17.10.2011

Fahrtkosten zur Baustelle können nach Dienstreisegrundsätzen abgezogen werden

Ein Monteur, der über einen längeren Zeitraum auf dem Betriebsgelände eines Kunden seines Arbeitgebers eingesetzt wird, hat dort keine regelmäßige Arbeitsstätte. Eine Ausnahme vom objektiven Nettoprinzip ist nach dem Sinn und Zweck der Regelung nur dann gerechtfertigt, wenn sich der Arbeitnehmer dauerhaft auf einen bestimmten Betriebsstandort einstellen und seine Wegekosten, etwa durch einen Umzug, verringern kann.

FG Münster 14.9.2011, 10 K 2037/10 E
Der Sachverhalt:
Der Kläger war als angestellter Monteur für die Inbetriebnahme und die Wartung industrieller Großanlagen verantwortlich. Hierzu war er im Streitjahr 2008 an insgesamt 223 Tagen in einem Baucontainer auf dem Betriebsgelände eines Kunden seines Arbeitgebers tätig. In seiner Einkommensteuererklärung machte der Kläger als Werbungskosten bei den Einkünften aus nichtselbständiger Tätigkeit u.a. Fahrtkosten im Rahmen einer Einsatzwechseltätigkeit i.H.v. 4.716 € geltend. Das Finanzamt berücksichtigte für die Fahrten allerdings nur einen Werbungskostenabzug i.H.d. Entfernungspauschale nach § 9 Abs. 1 S. 3 Nr. 4 EStG (0,30 € pro Entfernungskilometer), da es den Baucontainer als regelmäßige Arbeitsstätte ansah.

Der Kläger begehrte weiterhin die Berücksichtigung der Fahrtkosten nach Dienstreisegrundsätzen. Das FG gab der Klage statt.

Die Gründe:
Das Finanzamt hatte die Fahrten zu Unrecht als Fahrten zwischen Wohnung und Arbeitsstätte i.S.d. § 9 Abs. 1 S. 3 Nr. 4 EStG behandelt und insoweit zu Unrecht die Aufwendungen für die Fahrten dorthin lediglich in Höhe der Entfernungspauschale anerkannt.

Der Begriff "regelmäßige Arbeitsstätte" ist gesetzlich nicht definiert.
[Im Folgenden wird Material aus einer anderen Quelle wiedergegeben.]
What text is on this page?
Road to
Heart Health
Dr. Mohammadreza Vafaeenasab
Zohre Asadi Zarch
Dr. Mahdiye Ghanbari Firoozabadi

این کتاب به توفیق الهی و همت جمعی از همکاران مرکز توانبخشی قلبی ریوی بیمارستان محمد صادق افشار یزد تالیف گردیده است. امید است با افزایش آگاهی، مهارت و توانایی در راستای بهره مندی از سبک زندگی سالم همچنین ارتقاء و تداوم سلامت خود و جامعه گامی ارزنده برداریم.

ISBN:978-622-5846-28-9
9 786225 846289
Nach ständiger BFH-Rechtsprechung, der sich der erkennende Senat anschließt, ist eine regelmäßige Arbeitsstätte i.S.d. § 9 Abs. 1 Satz 3 Nr. 4 EStG "jede ortsfeste dauerhafte betriebliche Einrichtung des Arbeitgebers, der der Arbeitnehmer zugeordnet ist und die er nicht nur gelegentlich, sondern mit einer gewissen Nachhaltigkeit, d.h. fortdauernd und immer wieder aufsucht.
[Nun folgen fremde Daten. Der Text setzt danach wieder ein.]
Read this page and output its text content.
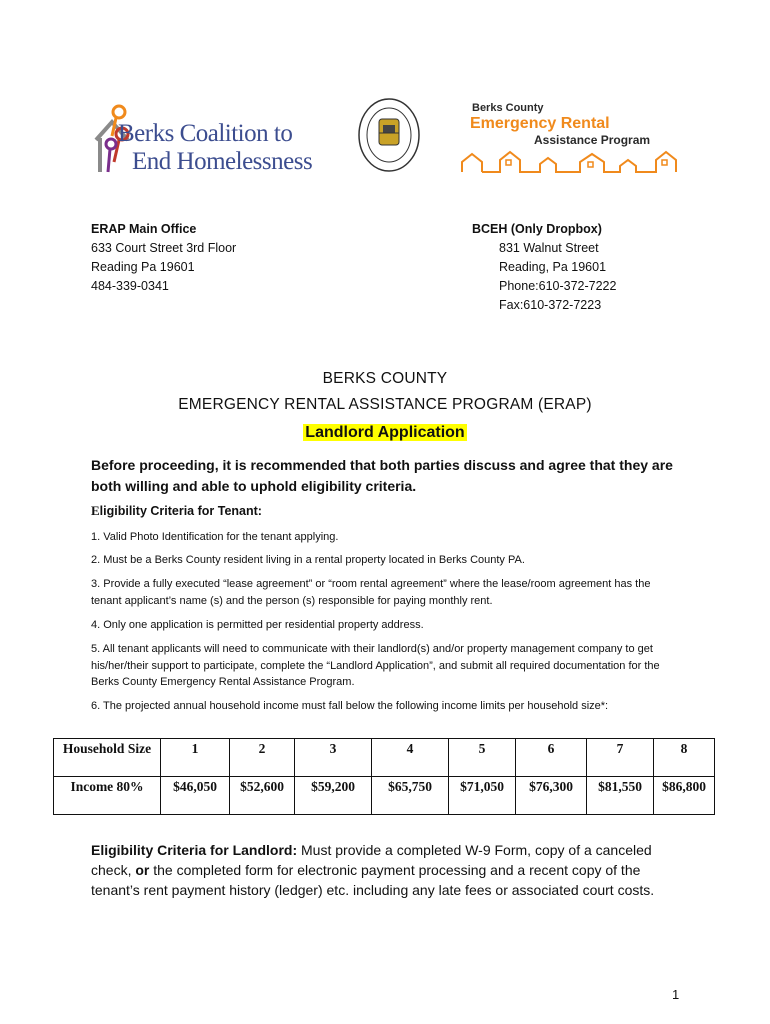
Berks Coalition to
End Homelessness
Berks County
Emergency Rental
Assistance Program
ERAP Main Office
633 Court Street 3rd Floor
Reading Pa 19601
484-339-0341
BCEH (Only Dropbox)
831 Walnut Street
Reading, Pa 19601
Phone:610-372-7222
Fax:610-372-7223
BERKS COUNTY
EMERGENCY RENTAL ASSISTANCE PROGRAM (ERAP)
Landlord Application
Before proceeding, it is recommended that both parties discuss and agree that they are both willing and able to uphold eligibility criteria.
Eligibility Criteria for Tenant:
1. Valid Photo Identification for the tenant applying.
2. Must be a Berks County resident living in a rental property located in Berks County PA.
3. Provide a fully executed “lease agreement” or “room rental agreement” where the lease/room agreement has the tenant applicant’s name (s) and the person (s) responsible for paying monthly rent.
4. Only one application is permitted per residential property address.
5. All tenant applicants will need to communicate with their landlord(s) and/or property management company to get his/her/their support to participate, complete the “Landlord Application”, and submit all required documentation for the Berks County Emergency Rental Assistance Program.
6. The projected annual household income must fall below the following income limits per household size*:
Household Size	1	2	3	4	5	6	7	8
Income 80%	$46,050	$52,600	$59,200	$65,750	$71,050	$76,300	$81,550	$86,800
Eligibility Criteria for Landlord: Must provide a completed W-9 Form, copy of a canceled check, or the completed form for electronic payment processing and a recent copy of the tenant’s rent payment history (ledger) etc. including any late fees or associated court costs.
1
Die Baucontainer im vorliegenden Fall waren keine ortsfeste dauerhafte betriebliche Einrichtung. Der Begriff der ortsfesten dauerhaften betrieblichen Einrichtung ist auslegungsbedürftig. Angesichts des Wortlauts des § 9 Abs. 1 S. 3 Nr. 4 EStG, der nur von einer "regelmäßigen Arbeitsstätte" spricht, sind insoweit systematische und teleologische Erwägungen durchgreifend. Die Regelung zur Entfernungspauschale stellt systematisch eine Ausnahmeregelung zum objektiven Nettoprinzip dar. Als Ausnahmeregelung ist § 9 Abs. 1 S. 3 Nr. 4 EStG restriktiv anzuwenden. Eine Ausnahme vom objektiven Nettoprinzip ist nach dem Sinn und Zweck der Regelung nur dann gerechtfertigt, wenn sich der Arbeitnehmer dauerhaft auf einen bestimmten Betriebsstandort einstellen und seine Wegekosten, etwa durch einen Umzug, verringern kann.

Die Baucontainer waren auf der einen Seite zwar insoweit ortsfest, als sie langfristig am selben Standort aufgebaut waren. Andererseits waren sie jedoch leicht abtransportierbar. Darüber hinaus war der Verbleib der Baucontainer auf dem Gelände von der Vertragsbeziehung zwischen dem Arbeitgeber des Klägers und dem Kunden abhängig. Infolgedessen fehlte es an der notwendigen Dauerhaftigkeit der Einrichtung. Weder für den Arbeitgeber noch für den Arbeitnehmer bestand insoweit eine gesicherte Planungsgrundlage. Der Kläger konnte sich nicht darauf einrichten, dauerhaft vor Ort tätig zu sein. Abzustellen war insoweit auf eine ex ante-Sicht.